Picasso's Cubist still lifes are arguably his most inventive and original artistic manifestations. Stylistically, it is a complex period in his career because he worked in a variety of different manners simultaneously. Painting in various perspectival views simultaneously produced a diversity of volumetric figure studies and flattened still lifes. In these compositions, Picasso experimented with the deconstruction and reconstruction of form and the manipulation of space, nodding to his previous Cubist explorations while venturing into a style influenced by Neoclassical tenets.
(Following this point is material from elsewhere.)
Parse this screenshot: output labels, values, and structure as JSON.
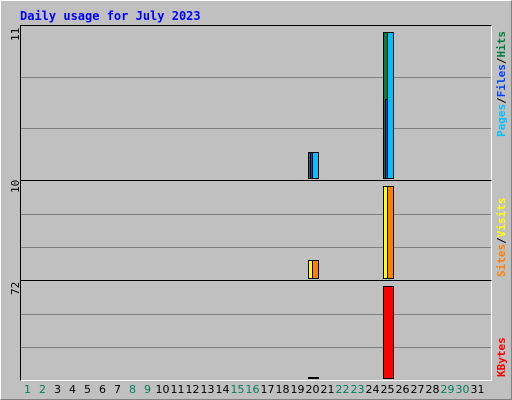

The present work is a classic example of Synthetic Cubism, but it is also stylistically conservative. John Richardson suggests that "the development of this last great period of Synthetic Cubism can easily be followed through the Guéridons—still lifes on a pedestal table...which are a recurrent feature... No longer did Picasso feel obligated to investigate the intricate formal and spatial problems that preoccupied him ten years before. Instead he felt free to relax and exploit his cubist discoveries in a decorative manner that delights the eye... Never again did the artist's style recapture the air of magisterial calm that is such a feature of this last great phase of Cubism" (John Richardson, Picasso, An American Tribute, New York, 1962, p. 52).

Commenting on Picasso's "stylistic Don Juanism," Brigitte Léal has observed that even as early as 1901, "Picasso was cheerfully, promiscuously mixing two very different forms of representation in a single work, the academic and the caricatural, for example (caricature being Picasso's antidote to the academic figurative norm). However, Picasso's stylistic flexibility took an unexpected turn during the turbulent period of 1915-20, becoming an exercise in self-liberation. During this period Picasso still worked at two different forms of representation—the other 'art about art'—but still life temporarily replaced caricature as a foil to academicism in his work. Realism applied to figure; Cubism applied to still life" (Brigitte Léal, "Picasso's Stylistic 'Don Juanism': Still Life in the Dialectic between Cubism and Classicism," in Picasso and Things (exhibition catalogue), Cleveland Museum of Modern Art, Cleveland & The Museum of Modern Art, New York, 1992, p. 30).